My hon. Friend raised the possibility of realigning the range danger areas. That was considered in 1969. The national park committee concluded that the advantages of such a scheme were outweighed by the disadvantages of subjecting a common impact area to very intensive use. I would be prepared to reconsider the idea if the national park committee so wished. I should also like to renew the offer to grant increased public access to Tavy Cleave if the committee thought that that might be helpful. I am sure that national park committee members will read my hon. Friend's remarks and my reply with great care.

Mr. Steen

My point about Tavy Cleave is that the Ministry has been very helpful in stating that the public can have access to the cleave. However, it has said that there should be a little sentry box at each end to ensure that they do not wander down it when they should not. If we have little sentry boxes as well as flags flying on the tor, it will ruin Dartmoor.

Mr. Freeman

I will deal with that issue in the next few moments, because I had anticipated that my hon. Friend might raise the question of sentry huts.

My hon. Friend raised the matter of the safety of ranges indirectly when he referred to flags. The Government and the services take the matter most seriously, not only from the point of view of public safety, but also with regard to all those training on the ranges. Every reasonable precaution is taken to guard against accidents to the public.

Byelaws are in force which control public access arid actions. When live firing is taking place, red warning flags are flown. The danger areas are delineated by red and white posts, and warning notices are also displayed on the areas where live firing takes place. Under the byelaws, flags have to be raised first thing in the morning of the day firing is to take place. However, they are removed as soon as possible after it is resolved riot to conduct firing. I assure my hon. Friend that I shall ask the Army authorities to continue to make every endeavour to ensure that the flags are not flying unnecessarily.

I believe that our safety arrangements are effective and as good as they can be, but our arrangements for public safety depend inevitably on the common sense of the public not to put themselves at risk. In the case of accidents involving civilians — I am glad to say that there has been only one on Dartmoor in the past 10 years and only three since the creation of the national park—these are regrettably often due to foolhardy actions in direct contravention of the byelaws. I intend to consider how best to apprise local schools and schoolchildren of the need to observe range byelaws.

My hon. Friend referred to huts. I think he meant what we describe as lookout posts required for the Willsworthy ranges and, by implication, for the other ranges. Both their siting and design were approved by the national park committee. I assure my hon. Friend that they are a necessary part of our range safety arrangements.

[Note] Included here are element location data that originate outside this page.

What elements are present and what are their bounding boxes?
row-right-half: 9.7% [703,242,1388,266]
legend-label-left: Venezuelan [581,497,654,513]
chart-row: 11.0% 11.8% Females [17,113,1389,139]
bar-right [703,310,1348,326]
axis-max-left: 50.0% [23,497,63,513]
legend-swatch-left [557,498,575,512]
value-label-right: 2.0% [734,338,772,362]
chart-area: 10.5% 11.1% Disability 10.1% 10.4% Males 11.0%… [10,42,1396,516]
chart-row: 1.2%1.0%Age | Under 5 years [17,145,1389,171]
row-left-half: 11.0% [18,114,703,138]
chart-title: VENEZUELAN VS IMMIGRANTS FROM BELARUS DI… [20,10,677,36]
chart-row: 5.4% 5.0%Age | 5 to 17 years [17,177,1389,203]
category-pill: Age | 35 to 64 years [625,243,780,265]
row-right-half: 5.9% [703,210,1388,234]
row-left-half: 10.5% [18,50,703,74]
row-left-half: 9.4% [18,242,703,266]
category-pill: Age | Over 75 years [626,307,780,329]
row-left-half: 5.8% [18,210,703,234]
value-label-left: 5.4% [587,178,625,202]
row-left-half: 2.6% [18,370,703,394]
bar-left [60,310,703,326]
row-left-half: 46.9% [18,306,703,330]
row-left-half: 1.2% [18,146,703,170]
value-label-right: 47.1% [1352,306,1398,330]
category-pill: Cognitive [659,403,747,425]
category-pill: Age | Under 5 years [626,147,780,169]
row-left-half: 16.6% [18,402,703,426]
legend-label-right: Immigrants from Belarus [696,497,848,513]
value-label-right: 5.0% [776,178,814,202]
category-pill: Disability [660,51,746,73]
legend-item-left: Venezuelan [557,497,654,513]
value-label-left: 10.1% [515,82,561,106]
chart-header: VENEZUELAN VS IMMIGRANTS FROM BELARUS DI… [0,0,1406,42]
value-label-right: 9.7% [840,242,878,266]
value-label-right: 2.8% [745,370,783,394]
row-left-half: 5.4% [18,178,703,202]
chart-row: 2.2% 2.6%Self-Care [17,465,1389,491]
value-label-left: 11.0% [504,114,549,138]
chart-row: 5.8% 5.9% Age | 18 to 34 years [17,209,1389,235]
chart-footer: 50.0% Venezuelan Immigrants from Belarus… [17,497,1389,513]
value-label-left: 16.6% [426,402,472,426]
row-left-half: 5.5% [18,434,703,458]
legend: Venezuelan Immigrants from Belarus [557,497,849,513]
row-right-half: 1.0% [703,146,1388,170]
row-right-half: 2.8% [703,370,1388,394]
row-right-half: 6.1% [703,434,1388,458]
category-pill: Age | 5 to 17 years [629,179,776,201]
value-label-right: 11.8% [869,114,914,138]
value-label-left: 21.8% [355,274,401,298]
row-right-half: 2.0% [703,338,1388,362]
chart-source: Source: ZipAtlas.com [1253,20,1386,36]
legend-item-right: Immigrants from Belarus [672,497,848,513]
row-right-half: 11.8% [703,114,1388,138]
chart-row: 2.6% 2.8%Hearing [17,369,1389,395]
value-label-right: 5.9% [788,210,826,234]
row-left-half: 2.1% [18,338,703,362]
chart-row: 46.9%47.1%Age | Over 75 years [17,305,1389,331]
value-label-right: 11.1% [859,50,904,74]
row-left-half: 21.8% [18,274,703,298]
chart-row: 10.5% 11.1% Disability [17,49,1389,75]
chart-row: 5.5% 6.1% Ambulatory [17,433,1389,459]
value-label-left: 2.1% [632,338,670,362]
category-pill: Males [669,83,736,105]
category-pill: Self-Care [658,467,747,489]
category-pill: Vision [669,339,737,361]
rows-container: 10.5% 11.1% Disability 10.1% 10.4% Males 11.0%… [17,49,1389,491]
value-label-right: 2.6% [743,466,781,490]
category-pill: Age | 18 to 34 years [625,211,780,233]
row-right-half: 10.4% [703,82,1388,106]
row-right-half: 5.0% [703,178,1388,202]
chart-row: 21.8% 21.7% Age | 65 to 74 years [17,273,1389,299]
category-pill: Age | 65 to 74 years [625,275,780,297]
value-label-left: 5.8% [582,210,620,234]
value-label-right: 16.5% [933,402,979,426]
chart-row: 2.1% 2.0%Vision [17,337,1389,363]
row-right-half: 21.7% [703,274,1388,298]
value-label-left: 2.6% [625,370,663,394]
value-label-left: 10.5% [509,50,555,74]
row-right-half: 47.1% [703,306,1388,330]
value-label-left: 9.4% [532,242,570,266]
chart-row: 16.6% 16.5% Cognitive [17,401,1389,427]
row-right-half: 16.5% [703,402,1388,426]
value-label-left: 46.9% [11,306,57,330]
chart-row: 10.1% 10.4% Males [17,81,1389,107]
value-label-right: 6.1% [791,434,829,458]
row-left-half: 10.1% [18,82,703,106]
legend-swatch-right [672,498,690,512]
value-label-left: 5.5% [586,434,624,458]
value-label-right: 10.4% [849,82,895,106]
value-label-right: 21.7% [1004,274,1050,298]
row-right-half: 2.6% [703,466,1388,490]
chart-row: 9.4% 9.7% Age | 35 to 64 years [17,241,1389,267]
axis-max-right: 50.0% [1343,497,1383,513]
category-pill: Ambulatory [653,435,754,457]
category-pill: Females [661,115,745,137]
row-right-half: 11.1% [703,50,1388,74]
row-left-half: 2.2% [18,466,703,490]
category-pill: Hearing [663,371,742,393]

To sum up, I cannot stress sufficiently the importance of the Dartmoor training areas to the fighting efficiency and effectiveness of our armed forces. I am always ready to consider any suggestions for ways in which military use and other national park interests can best be reconciled. In particular, we shall continue to ensure that essential military training is conducted in a way that takes full account of the needs of the national park. But this can be approached only in partnership. I am sure that all concerned recognise the importance of continuing close consultation and the need for some give and take on both sides.

Question put and agreed to.

Adjourned accordingly at four minutes to Three o'clock.